Connect two Arduino outputs to the white wires of the servo motors.
Use the Servo library : http://arduino.cc/en/reference/servo
Peter_n:
In examples a 5V servo motor is sometimes powered by an Arduino 5V pin. But the 5V pin of the Arduino is often not strong enough to power a single servo motor.
Rule of thumb: Always use an external power supply for a servo motor.
Your servo motor accepts normal 5V signal for the white control wire.
This is what you could do:
Connect Arduino GND to servo motors GND (black wire). Let's call that: the common GND.
Get an external power supply, either 7.2V battery or regulated power supply of 7.2V (6V to 8V).
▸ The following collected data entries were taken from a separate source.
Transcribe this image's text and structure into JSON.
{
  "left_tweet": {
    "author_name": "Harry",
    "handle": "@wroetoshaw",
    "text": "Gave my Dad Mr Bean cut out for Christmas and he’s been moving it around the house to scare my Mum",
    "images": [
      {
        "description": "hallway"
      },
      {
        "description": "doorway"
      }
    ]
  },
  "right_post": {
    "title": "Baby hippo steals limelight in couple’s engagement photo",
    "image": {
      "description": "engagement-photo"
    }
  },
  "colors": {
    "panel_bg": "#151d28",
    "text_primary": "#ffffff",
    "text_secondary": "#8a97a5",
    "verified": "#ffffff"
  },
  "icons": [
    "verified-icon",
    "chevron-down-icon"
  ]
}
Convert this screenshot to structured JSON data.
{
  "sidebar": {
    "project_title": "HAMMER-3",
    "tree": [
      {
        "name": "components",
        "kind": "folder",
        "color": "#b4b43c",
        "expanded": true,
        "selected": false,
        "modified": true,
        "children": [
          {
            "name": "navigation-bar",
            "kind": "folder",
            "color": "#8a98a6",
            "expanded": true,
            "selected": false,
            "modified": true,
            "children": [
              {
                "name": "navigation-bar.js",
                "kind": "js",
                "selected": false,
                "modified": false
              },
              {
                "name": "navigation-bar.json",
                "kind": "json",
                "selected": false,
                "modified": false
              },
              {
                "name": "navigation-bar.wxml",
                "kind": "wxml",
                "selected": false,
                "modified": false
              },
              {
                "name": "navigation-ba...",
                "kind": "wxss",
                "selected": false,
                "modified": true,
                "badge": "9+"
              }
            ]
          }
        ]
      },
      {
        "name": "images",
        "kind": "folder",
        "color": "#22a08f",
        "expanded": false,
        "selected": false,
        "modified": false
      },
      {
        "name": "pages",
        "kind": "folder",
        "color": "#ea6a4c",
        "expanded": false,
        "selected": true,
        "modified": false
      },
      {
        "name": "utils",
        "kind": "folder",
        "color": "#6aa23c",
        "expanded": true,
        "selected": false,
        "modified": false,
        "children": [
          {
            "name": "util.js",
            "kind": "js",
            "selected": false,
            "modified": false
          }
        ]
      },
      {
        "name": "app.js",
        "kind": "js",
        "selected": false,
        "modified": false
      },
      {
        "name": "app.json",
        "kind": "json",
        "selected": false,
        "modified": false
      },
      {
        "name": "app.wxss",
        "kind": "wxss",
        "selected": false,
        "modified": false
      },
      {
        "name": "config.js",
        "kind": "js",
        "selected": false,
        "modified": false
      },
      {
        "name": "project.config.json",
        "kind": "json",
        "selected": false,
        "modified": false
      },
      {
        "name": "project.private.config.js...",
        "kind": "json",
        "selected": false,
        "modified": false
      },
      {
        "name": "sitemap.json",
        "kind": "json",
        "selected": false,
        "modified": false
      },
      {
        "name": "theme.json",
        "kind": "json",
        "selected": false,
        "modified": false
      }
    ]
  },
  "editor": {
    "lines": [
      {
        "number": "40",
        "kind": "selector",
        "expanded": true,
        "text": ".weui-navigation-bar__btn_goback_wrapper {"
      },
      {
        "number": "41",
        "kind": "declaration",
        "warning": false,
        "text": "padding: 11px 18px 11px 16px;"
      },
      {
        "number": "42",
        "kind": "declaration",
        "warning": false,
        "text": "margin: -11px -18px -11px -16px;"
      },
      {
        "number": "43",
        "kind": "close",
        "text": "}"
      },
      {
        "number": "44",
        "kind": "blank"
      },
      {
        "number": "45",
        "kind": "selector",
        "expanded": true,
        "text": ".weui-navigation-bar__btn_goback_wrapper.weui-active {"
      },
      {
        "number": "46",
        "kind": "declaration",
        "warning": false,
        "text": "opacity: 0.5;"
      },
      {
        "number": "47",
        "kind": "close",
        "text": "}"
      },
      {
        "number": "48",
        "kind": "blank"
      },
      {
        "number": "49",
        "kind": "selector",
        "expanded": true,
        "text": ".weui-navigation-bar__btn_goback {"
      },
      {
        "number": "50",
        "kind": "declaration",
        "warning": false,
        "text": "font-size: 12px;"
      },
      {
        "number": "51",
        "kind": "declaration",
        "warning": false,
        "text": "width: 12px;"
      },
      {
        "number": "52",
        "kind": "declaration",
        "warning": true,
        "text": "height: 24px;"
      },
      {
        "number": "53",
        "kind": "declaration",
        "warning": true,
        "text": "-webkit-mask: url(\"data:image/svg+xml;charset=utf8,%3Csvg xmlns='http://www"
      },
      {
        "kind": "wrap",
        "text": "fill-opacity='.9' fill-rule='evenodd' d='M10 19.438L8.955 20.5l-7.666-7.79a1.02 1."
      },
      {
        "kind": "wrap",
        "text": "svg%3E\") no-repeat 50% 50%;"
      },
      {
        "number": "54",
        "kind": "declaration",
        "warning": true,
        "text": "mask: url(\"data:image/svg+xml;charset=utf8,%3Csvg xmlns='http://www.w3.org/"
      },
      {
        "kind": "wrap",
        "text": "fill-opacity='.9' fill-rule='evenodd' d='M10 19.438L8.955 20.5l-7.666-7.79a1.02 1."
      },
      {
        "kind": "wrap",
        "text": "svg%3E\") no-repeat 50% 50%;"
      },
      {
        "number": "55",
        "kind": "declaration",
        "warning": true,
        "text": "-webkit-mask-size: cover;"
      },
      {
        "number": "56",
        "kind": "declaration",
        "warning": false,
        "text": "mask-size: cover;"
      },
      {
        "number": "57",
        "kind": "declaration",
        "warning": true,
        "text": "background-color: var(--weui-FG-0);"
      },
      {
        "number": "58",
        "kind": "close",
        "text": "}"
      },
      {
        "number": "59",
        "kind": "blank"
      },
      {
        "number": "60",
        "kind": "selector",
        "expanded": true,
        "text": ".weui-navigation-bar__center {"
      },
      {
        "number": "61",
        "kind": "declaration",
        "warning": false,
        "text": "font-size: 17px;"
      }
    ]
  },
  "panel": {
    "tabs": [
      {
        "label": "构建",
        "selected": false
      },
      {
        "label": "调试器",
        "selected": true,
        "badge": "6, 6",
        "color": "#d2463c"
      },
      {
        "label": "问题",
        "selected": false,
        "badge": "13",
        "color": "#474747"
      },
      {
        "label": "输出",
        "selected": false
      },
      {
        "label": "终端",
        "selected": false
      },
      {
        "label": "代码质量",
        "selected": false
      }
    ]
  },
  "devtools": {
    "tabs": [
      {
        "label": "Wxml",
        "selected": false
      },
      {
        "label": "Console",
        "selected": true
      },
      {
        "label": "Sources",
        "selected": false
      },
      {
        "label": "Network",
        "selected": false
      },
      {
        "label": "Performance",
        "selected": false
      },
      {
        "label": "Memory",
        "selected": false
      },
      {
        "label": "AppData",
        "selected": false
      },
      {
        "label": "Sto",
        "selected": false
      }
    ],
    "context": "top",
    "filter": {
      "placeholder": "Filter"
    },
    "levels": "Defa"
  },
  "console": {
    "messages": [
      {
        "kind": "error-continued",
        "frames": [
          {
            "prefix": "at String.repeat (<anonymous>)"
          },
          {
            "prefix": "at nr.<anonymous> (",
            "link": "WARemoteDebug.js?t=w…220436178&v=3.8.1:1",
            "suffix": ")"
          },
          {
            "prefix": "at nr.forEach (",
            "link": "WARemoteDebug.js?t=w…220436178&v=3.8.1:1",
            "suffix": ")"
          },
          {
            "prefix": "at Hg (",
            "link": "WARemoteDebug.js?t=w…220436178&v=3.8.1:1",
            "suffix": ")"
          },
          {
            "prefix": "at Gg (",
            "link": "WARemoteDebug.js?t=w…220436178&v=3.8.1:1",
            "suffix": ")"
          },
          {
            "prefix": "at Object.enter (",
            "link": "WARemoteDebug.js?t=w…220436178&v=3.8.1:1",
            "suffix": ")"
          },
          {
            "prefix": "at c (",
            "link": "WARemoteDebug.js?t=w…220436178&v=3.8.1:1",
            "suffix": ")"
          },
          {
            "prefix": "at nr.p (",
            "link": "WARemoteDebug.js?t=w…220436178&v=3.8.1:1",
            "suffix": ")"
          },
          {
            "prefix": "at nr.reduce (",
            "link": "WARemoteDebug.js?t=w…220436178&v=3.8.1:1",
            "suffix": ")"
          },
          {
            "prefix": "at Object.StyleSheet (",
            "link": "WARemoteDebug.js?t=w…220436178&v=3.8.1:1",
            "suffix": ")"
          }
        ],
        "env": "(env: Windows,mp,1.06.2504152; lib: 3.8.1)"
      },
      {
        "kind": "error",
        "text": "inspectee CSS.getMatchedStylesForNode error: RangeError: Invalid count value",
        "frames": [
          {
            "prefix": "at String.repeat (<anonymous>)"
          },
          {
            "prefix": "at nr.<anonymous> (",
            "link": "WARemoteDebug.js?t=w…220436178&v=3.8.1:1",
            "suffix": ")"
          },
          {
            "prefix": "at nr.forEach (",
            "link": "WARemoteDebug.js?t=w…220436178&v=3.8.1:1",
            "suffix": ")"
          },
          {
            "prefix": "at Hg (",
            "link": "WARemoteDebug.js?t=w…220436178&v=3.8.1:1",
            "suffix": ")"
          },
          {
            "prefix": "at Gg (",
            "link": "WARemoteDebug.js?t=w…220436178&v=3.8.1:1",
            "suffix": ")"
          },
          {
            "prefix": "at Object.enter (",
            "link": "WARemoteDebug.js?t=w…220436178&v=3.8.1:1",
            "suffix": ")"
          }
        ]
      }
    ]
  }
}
Connect the GND of the power supply to the common GND, and connect the 7.2V to both servo motors red wire.
Connect two Arduino outputs to the white wires of the servo motors.
Use the Servo library : Servo - Arduino Reference
I could not have asked for a better reply. Very simple and helpful. Many thanks!
Quick questions though, if I have two servos at 7.2V each would I need a 14.4 battery or regulated power supply? Also, would current play any part in selecting my alternate power source?
Don't try 14.4V, it will damage the servo motors, and perhaps the Arduino as well.
Suppose you have 100 servo motors. They all should be connected with the black wires to the common GND. They all should have the red wire to the 7.2V power supply. The GND and 7.2V will be like a power rail that powers all the servo motors. That way every servo motors gets 7.2V.
A servo motor can often require 0.5A or 1A. These seems to be very low current with only 130mA (+/- 50mA).
Since you want 180 rpm, you could use a switching power supply of 7.5V 1A. That can be a wall wart with a few selectable voltages.
Please don't buy the cheapest power supply from Ebay, buy a certified power supply.
P.S.: You don't have to Quote my post (what I have written is already there ). You could use the Reply button or the Quick Reply text field.
From the Parallax documentation for that particular servo:
Servo current draw can spike while under peak load; stall current can approach 1 ampere
So you need a 6-8 volt regulated power supply capable of supplying 2 amperes, for two servos.
Incidentally, the servo documentation clearly shows the recommended wiring as requiring TWO power supplies, one for the microcontroller and one for the servo(s). The data sheet is your best guide to proper use.
Thanks jremington. I didn't read the datasheet very well :-[ Indeed it says: "stall current can approach 1 A".
jamyers1, jremington is right. you need a power supply of 2A.